Here's how it works.
Human Need -> Imagination -> Service -> Hardware + Software -> Technical Advances -> Improved Service -> New Human Need.
This is a Tech Loop. What the above implies is that hardware advances for the sake of hardware coolness is pointless. Hardware must evolve to improve a service or feature. That's why Apple has developed a 64-bit "A7" CPU to support faster, more complex algorithms and the Secure Enclave to support the secure storage of fingerprints.
In fact, when we look at the history of Apple, the hardware is generally driven by the need to do something useful, indeed, cool for the user. Add great industrial design, and there's the awesome new toy we wanted. But it came naturally. Some examples are in order.
1. SoundJam led to iTunes which led to a rapid evolution of iPod hardware. Then replaced generally by the iPhone as the market dictated.
2. iCloud is driving the evolution of the iOS and OS X devices.
3. iTunes movies on a Mac led to the Apple TV and then the iPhone as a remote control.
4. CarPlay will lead to iPhone developments in communication, navigation, human interface and then new services.
Moving on to some of the areas we're fairly sure Apple is interested in...
5. Home automation will lead to primarily iPad and also iPhone improvements.
6. Home theater, a next generation Apple TV, will lead to new human interfaces to the hardware. That will create demand for better hardware and services.
7. Remote payments has led to iBeacon and iPhone developments driven by security, fingerprint scanning, notifications, geolocation and so on.
There is No Serendipity on Demand
In all these examples, there's a loop of development, a Tech Loop. The very process of improving the hardware brings new opportunities, and that, incrementally, with passion and imagination, refines the original service to something never before thought possible. In fact, that's how the Internet itself evolved.
It can be expected that, along the way, new hardware in the form of a new device might be needed to integrate or support certain new services. That's called a new product category. That could be an elegant home automation server, a new kind of media server, better home backup than simple Time Machine drives, or, say, a new kind of display or input.
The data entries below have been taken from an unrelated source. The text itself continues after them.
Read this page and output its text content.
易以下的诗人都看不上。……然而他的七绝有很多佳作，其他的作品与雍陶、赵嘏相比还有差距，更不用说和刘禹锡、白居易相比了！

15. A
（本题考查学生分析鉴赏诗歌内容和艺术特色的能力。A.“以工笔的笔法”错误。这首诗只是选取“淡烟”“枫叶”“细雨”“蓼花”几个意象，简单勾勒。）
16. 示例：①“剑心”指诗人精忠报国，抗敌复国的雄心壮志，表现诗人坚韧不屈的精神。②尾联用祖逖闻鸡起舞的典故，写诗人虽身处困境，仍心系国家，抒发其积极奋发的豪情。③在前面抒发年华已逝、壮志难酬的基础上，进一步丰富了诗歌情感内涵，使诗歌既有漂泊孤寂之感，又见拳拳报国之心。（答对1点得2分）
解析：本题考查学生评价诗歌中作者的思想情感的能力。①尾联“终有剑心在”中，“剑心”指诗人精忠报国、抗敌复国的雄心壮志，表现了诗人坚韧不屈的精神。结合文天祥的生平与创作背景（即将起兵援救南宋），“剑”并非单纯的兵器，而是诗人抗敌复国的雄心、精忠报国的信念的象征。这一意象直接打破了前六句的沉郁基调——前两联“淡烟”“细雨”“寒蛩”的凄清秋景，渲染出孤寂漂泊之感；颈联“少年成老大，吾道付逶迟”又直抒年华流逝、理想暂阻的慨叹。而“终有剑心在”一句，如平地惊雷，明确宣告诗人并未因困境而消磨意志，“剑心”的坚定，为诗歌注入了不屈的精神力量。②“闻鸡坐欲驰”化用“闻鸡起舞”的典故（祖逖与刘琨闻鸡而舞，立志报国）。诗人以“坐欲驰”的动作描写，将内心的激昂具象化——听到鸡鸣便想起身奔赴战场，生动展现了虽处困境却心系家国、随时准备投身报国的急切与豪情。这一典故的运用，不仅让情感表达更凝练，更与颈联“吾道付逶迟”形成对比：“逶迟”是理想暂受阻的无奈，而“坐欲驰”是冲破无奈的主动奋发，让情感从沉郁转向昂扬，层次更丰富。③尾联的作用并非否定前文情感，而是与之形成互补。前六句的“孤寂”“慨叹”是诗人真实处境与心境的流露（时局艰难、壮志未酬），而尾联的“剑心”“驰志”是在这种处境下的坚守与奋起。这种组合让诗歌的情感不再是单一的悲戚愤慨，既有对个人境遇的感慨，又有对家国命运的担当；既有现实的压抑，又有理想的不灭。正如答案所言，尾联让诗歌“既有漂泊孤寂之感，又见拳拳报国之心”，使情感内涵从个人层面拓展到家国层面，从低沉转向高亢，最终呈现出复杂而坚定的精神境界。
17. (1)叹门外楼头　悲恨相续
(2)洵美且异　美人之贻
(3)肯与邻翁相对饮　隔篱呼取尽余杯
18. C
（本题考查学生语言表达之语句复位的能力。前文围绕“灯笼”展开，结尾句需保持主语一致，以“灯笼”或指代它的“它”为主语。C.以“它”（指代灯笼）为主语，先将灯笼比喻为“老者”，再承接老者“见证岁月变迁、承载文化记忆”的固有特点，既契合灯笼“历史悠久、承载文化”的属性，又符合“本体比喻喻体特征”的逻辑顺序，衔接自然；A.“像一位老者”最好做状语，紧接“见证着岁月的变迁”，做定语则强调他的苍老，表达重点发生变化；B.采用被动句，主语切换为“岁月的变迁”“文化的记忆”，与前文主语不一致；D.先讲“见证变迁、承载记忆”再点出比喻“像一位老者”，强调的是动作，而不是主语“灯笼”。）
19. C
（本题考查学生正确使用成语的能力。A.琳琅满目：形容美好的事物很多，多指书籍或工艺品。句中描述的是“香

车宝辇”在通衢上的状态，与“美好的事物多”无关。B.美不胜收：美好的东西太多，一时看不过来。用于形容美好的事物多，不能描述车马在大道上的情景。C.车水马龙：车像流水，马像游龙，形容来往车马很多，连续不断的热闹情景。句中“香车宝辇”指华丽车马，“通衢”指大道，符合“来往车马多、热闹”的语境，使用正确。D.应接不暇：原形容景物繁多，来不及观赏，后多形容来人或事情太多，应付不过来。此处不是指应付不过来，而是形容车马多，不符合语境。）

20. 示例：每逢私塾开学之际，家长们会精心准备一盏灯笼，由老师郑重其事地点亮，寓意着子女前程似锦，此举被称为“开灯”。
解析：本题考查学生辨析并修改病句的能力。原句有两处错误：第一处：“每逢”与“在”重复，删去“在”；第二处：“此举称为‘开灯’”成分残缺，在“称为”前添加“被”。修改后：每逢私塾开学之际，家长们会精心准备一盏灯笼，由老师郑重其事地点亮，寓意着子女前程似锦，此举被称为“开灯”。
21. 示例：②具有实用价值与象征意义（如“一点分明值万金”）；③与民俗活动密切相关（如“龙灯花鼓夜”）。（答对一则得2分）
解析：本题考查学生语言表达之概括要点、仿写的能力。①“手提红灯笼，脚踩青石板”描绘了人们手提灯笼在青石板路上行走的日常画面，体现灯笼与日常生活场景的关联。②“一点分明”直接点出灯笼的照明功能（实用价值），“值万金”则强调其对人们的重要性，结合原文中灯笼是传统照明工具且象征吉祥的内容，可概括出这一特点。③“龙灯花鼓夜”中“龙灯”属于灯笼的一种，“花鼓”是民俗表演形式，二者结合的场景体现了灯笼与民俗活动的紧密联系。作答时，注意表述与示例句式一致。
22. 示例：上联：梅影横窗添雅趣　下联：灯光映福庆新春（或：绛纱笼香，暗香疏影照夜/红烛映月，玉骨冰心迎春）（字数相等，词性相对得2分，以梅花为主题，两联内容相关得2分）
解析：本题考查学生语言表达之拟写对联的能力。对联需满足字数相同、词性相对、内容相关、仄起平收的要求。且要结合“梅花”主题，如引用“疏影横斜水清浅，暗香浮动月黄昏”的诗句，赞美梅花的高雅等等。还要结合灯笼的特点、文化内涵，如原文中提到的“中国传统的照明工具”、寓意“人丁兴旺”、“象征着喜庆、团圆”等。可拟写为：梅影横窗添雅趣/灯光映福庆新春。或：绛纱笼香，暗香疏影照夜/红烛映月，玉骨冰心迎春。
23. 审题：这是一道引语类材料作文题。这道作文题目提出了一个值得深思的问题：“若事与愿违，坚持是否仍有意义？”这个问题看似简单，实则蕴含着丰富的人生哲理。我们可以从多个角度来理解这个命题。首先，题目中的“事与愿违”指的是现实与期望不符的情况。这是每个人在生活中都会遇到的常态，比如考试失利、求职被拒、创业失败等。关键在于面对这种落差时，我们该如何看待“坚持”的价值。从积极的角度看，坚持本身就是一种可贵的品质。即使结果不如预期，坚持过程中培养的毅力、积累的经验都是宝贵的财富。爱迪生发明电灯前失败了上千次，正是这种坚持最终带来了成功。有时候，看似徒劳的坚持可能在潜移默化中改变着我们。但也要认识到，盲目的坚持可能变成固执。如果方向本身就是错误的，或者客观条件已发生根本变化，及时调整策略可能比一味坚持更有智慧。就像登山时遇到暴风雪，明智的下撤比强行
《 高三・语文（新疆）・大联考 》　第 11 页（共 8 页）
However, by now it should be obvious that Apple doesn't just dream up new hardware, as some companies do, because it can. (Like Google (GOOG - Get Report).) Instead, the hardware naturally evolves from the foundation of the current Tech Loops and integrates with all of them. Just as an example, a home automation server, built on iOS, could interface to all the iOS devices present in the household and open the door to new services.
All the above is a far cry from the product sequence, so often seen as a demand from Apple:
Macintosh -> iPod -> iPhone -> iPad -> Device "X"
Where Device "X" is some mythical hardware that Apple must dream up now, in magical Steve Jobs style, or perish.
New hardware devices can be expected evolve naturally from the synergy of Apple's current services, operating systems and hardware. As the company addresses fundamental human problems, the current hardware will evolve, just as the iPhone has.
Eventually, when the need arises, a new branch of hardware spins out as a result of all the previous development. As a result, there's no urgent need to pull Device "X" out of the hat, urgently and on demand by observers, in order to meet some fantasy timeline.
At the time of publication the author had no position in any of the stocks mentioned.
This article represents the opinion of a contributor and not necessarily that of TheStreet or its editorial staff.